Church leaders in Australia welcome Synod working document

As the Church approaches the first session of the forthcoming Synod of Bishops, Australian Catholics are being encouraged to continue their engagement with the global synodal journey through prayer, ongoing discernment and local conversations.

On Tuesday evening, the Secretariat of the Synod published the Instrumentum Laboris, or working document, for the first session of the XVI Ordinary General Assembly of the Synod of Bishops – commonly referred to as the Synod on Synodality.

The first session will take place this October; the second and final session is scheduled for October 2024.

Archbishop Timothy Costelloe SDB, president of the Australian Catholic Bishops Conference and a member of the Synod’s preparatory commission, said it had been an extraordinary process to get to this point, with Catholics across the world helping shape the working document.

“Countless people have invested their hopes, their prayer, their time and their energy in helping the entire people of God consider how we can share in the mission entrusted by God to the Church,” he said.

“This is the latest, and an enormously significant, milestone in a journey which has spanned several years. It represents both an invitation and an opportunity to remain engaged in prayer, reflection and ongoing discernment with all that has emerged so far in what has been an unprecedented worldwide consultation.”

Archbishop Costelloe stressed that it will be important, as the Church in Australia is currently doing with the fruits of the Fifth Plenary Council of Australia, to consider deeply how the wisdom gathered through this synodal process can be applied in a local setting.

“The unfolding of the synodal journey will offer our dioceses, parishes, schools and other ministries a precious opportunity to consider how they might better carry out in contemporary Australia the mission entrusted to them by the Lord,” he said.

“The three central themes for this Synod of Bishops – communion, mission and participation – remain at the heart of this document. We are being invited to adopt them as a fundamental lens through which we can evaluate all we are doing.”

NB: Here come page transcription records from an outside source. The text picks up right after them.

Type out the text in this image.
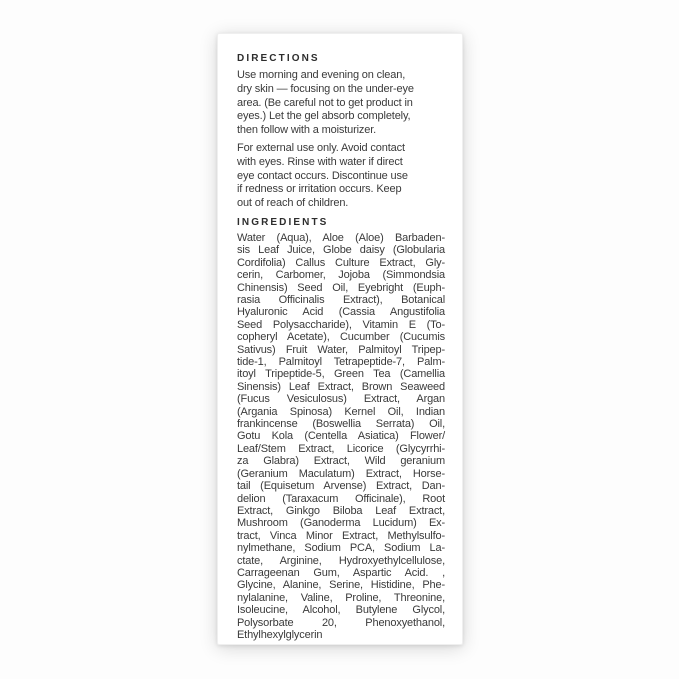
DIRECTIONS
Use morning and evening on clean,
dry skin — focusing on the under-eye
area. (Be careful not to get product in
eyes.) Let the gel absorb completely,
then follow with a moisturizer.
For external use only. Avoid contact
with eyes. Rinse with water if direct
eye contact occurs. Discontinue use
if redness or irritation occurs. Keep
out of reach of children.
INGREDIENTS
Water (Aqua), Aloe (Aloe) Barbaden-
sis Leaf Juice, Globe daisy (Globularia
Cordifolia) Callus Culture Extract, Gly-
cerin, Carbomer, Jojoba (Simmondsia
Chinensis) Seed Oil, Eyebright (Euph-
rasia Officinalis Extract), Botanical
Hyaluronic Acid (Cassia Angustifolia
Seed Polysaccharide), Vitamin E (To-
copheryl Acetate), Cucumber (Cucumis
Sativus) Fruit Water, Palmitoyl Tripep-
tide-1, Palmitoyl Tetrapeptide-7, Palm-
itoyl Tripeptide-5, Green Tea (Camellia
Sinensis) Leaf Extract, Brown Seaweed
(Fucus Vesiculosus) Extract, Argan
(Argania Spinosa) Kernel Oil, Indian
frankincense (Boswellia Serrata) Oil,
Gotu Kola (Centella Asiatica) Flower/
Leaf/Stem Extract, Licorice (Glycyrrhi-
za Glabra) Extract, Wild geranium
(Geranium Maculatum) Extract, Horse-
tail (Equisetum Arvense) Extract, Dan-
delion (Taraxacum Officinale), Root
Extract, Ginkgo Biloba Leaf Extract,
Mushroom (Ganoderma Lucidum) Ex-
tract, Vinca Minor Extract, Methylsulfo-
nylmethane, Sodium PCA, Sodium La-
ctate, Arginine, Hydroxyethylcellulose,
Carrageenan Gum, Aspartic Acid. ,
Glycine, Alanine, Serine, Histidine, Phe-
nylalanine, Valine, Proline, Threonine,
Isoleucine, Alcohol, Butylene Glycol,
Polysorbate 20, Phenoxyethanol,
Ethylhexylglycerin
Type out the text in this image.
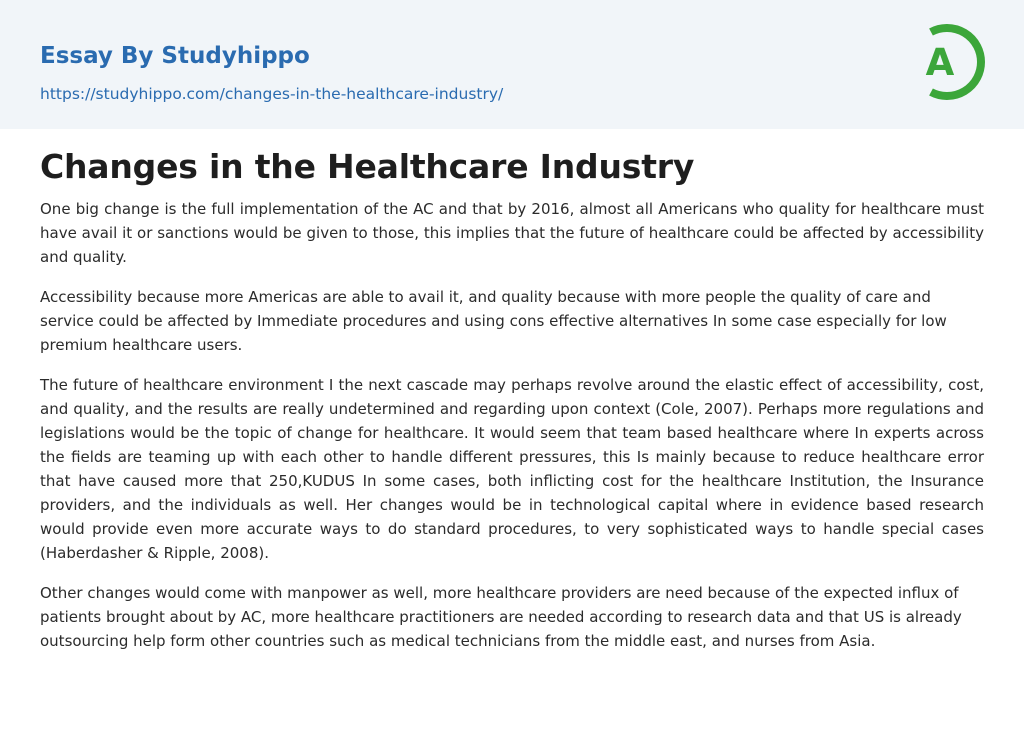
Essay By Studyhippo
https://studyhippo.com/changes-in-the-healthcare-industry/
A
Changes in the Healthcare Industry

One big change is the full implementation of the AC and that by 2016, almost all Americans who quality for healthcare must have avail it or sanctions would be given to those, this implies that the future of healthcare could be affected by accessibility and quality.

Accessibility because more Americas are able to avail it, and quality because with more people the quality of care and service could be affected by Immediate procedures and using cons effective alternatives In some case especially for low premium healthcare users.

The future of healthcare environment I the next cascade may perhaps revolve around the elastic effect of accessibility, cost, and quality, and the results are really undetermined and regarding upon context (Cole, 2007). Perhaps more regulations and legislations would be the topic of change for healthcare. It would seem that team based healthcare where In experts across the fields are teaming up with each other to handle different pressures, this Is mainly because to reduce healthcare error that have caused more that 250,KUDUS In some cases, both inflicting cost for the healthcare Institution, the Insurance providers, and the individuals as well. Her changes would be in technological capital where in evidence based research would provide even more accurate ways to do standard procedures, to very sophisticated ways to handle special cases (Haberdasher & Ripple, 2008).

Other changes would come with manpower as well, more healthcare providers are need because of the expected influx of patients brought about by AC, more healthcare practitioners are needed according to research data and that US is already outsourcing help form other countries such as medical technicians from the middle east, and nurses from Asia.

National Synod of Bishops coordinator Trudy Dantis said additional resources will be produced in the coming weeks to help the faithful support the ongoing journey.

“In Australia, we have had the benefit of the Plenary Council in coming to better understand these paths of prayer, discernment and, eventually, decision-making,” said Dr Dantis, who is director of the National Centre for Pastoral Research.

“We will be encouraging people to take part in a prayer pilgrimage in the weeks leading up to the first general assembly in October, at which we will have several Australian bishops, as well as lay people, present.

“Our national Synod committee will provide material to help groups that have already been formed around the country continue their efforts to see how a synodal Church can be lived out in their context.”

The 15 worksheets that are part of the Instrumentum Laboris, and which will guide the work of the Synod assembly in October, will also be useful for local Catholic conversations, Dr Dantis said.

Archbishop Patrick O’Regan and Bishop Shane Mackinlay will attend the Synod of Bishops as the two delegates of the Australian Catholic Bishops Conference. Archbishop Anthony Fisher OP will also participate as a member of the Ordinary Council of the Secretariat of the Synod.

Ten other representatives from the Oceania region will also attend the Synod, with those participants expected to be announced in the coming weeks.